OC homes of AB Capital owners raided by FBI in alleged scam inquiry

Wealth manager says investors in Newport Beach loan syndicator could lose $100M

OC Homes of AB Capital Owners Raided by FBI
AB Capital's Joshua Pukini and Ryan Young (AB Capital, Getty)

FBI agents swooped into the homes of two AB Capital executives in Newport Beach and Laguna Beach to find evidence of an alleged Ponzi scheme that cost investors tens of millions of dollars.

Armed with search warrants, the federal agents seized documents as part of an ongoing criminal investigation into Joshua Pukini and Ryan Young, co-owners of the Newport Beach-based real estate finance firm, the Los Angeles Daily News reported.

The FBI also searched AB Capital’s former Newport Beach headquarters at 15 Corporate Plaza Drive, investors say.

In a broadcast on KCal News, the FBI agents were seen hefting boxes and bags of evidence from one of the homes.

The raids lasted hours, with FBI agents first barking on a bullhorn to those inside the homes, said Brian Werlemman, a wealth manager who alleges he was fleeced out of $2.7 million in 2018 during an elaborate Ponzi scheme involving the company.

He claims around 100 others, many from Orange County, were duped into investing with the company.

“There was approximately upwards of $100 million involved,” Werlemman, who says he was the largest investor, told KCal News. “These are first and second trust deeds, where we started noticing bizarre things were happening — and money was missing, literally missing.”

Laura Eimiller, spokeswoman for the FBI in Los Angeles, confirmed the raids, saying they’re connected to an ongoing criminal investigation. She declined to provide further details.

Neither of AB Capital’s two principals could be reached for comment by the Daily News. Information wasn’t available on whether they face criminal charges.

Werlemman said he has cooperated with the FBI and the U.S. Internal Revenue Service.

Sign Up for the undefined Newsletter

The investigation follows an involuntary bankruptcy foisted upon AB Capital by disgruntled investors in 2022, he said. A civil lawsuit tied to the bankruptcy names Pukini and Young, alleging breach of fiduciary duty, conversion and other offenses.

It seeks $50 million or more in damages.

AB Capital is described in the suit as a real estate investment company that provides loans, then syndicates and sells fractional interest in those loans to investors.

“Prior to bankruptcy, debtor and its principals breached their fiduciary duties by looting and fraudulently transferring debtor’s assets, misappropriating debtor’s business opportunities, and defrauding creditors, the complaint says.

Werlemman, commenting on the alleged Ponzi scheme, said the defendants took real estate properties and liquidated them to return funds to investors.

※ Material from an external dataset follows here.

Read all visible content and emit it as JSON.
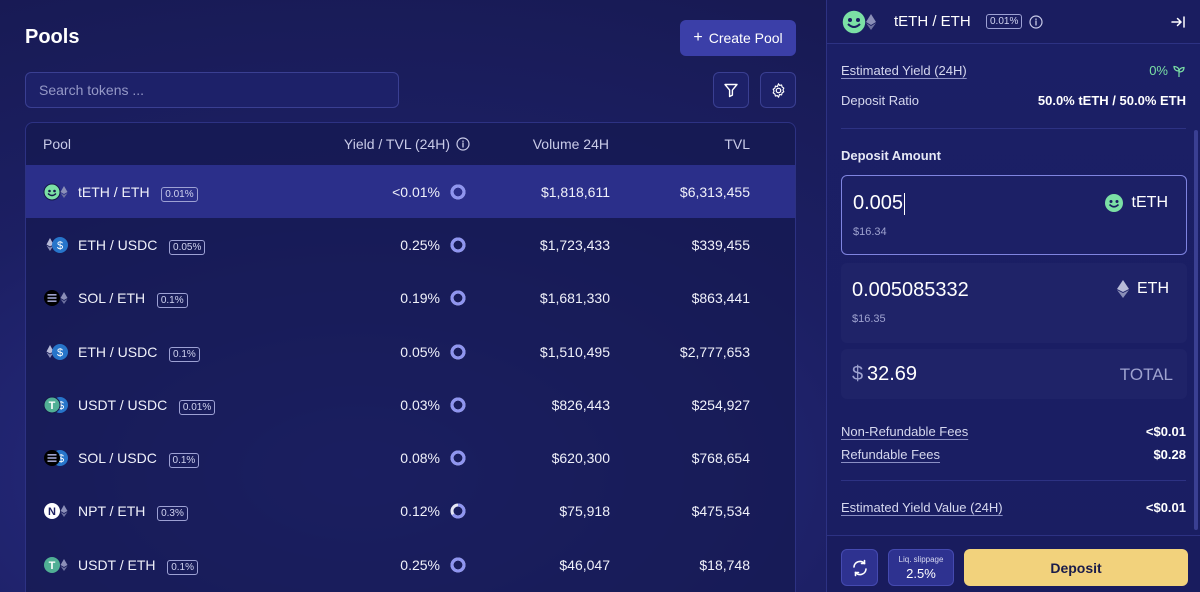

“It looks like there are going to be cents on the dollar when everything is done,” he told the Daily News.  “The civil suit is trying to unwind the tangled mess.”

The complaint alleges Pukin and Young refused to turn over AB Capital’s accounting records and destroyed documents, to the “shock and utter amazement” of a court-appointed bankruptcy trustee.

The trustee’s examination of AB Capital’s electronic and hard files on Oct. 7, 2022, revealed there were no files of any kind left on computers other than 80 files found in the computer’s “trash,” the complaint alleges. Additionally, large filing cabinets in a conference room at AB Capital’s headquarters were allegedly empty.

It is also alleged that Pukini lied about the disposition of AB Capital funds and misappropriated or fraudulently transferred proceeds, according to the Daily News.

AB Capital, founded in 2016, claims the firm makes “disciplined investments in targeted markets,” according to its website, with its founders having completed more than $1 billion in real estate deals.